Levelling Level | Bartering and Exchanging of what we actually have for what we actually need

The point has regrettably long since been missed that the real function of money was to make bartering or the exchange of goods or labour much easier.

For instance, when there was no money: if a fisherman had fish spare but wanted his horses saddle repaired, he might have to exchange  the fish for bread with the baker, the bread with the butcher for meat, and then the meat with the saddler for the time and materials from the Saddler – who might have gone through a similarly convoluted route to secure whatever he needed to live, but also to work.

Like the goods used in this example, labour, skills and the experience that each of us has are also a commodity which have value for others.

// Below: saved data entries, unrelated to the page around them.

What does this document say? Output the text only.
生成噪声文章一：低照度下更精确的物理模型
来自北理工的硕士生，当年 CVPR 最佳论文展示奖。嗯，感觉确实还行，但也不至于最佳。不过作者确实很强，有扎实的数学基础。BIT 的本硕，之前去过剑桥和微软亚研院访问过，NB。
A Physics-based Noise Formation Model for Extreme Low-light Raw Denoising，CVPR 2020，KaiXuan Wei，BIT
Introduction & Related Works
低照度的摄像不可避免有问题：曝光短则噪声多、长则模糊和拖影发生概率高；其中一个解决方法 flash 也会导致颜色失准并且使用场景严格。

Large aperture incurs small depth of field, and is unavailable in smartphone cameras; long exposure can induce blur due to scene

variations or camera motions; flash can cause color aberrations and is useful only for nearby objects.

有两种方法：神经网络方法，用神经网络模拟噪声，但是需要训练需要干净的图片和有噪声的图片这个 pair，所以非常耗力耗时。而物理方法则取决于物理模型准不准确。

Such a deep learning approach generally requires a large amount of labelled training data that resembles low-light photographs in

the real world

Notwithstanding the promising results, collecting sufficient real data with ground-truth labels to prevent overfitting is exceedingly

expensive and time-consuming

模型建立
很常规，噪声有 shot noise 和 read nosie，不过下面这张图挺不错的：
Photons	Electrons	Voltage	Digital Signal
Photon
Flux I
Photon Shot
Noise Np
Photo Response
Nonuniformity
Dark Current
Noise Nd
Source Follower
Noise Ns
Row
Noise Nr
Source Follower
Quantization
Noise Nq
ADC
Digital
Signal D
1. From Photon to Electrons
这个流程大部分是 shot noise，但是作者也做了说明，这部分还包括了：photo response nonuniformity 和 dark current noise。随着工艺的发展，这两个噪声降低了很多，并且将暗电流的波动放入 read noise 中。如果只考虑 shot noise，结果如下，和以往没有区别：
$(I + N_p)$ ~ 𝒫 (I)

It is only because our experience tells us that it’s the money that we receive for providing our labour, skills and experience to others that holds the real value, that we have accepted the way that prices escalate at rates that others decide.

In a period of massive change, when everything that we know or take for granted has stopped, and the great correction is underway, one of the key areas of change will be our relationship with money and the way we pay for the things that we need – and if we are able, that we want.

The refocusing on local production and localism in its truest sense that we will have to embrace will enable a much healthier relationship with money to exist. One where money will be seen again as the unit of exchange that it is, rather than the must-have or endgame in everything that it has sadly become.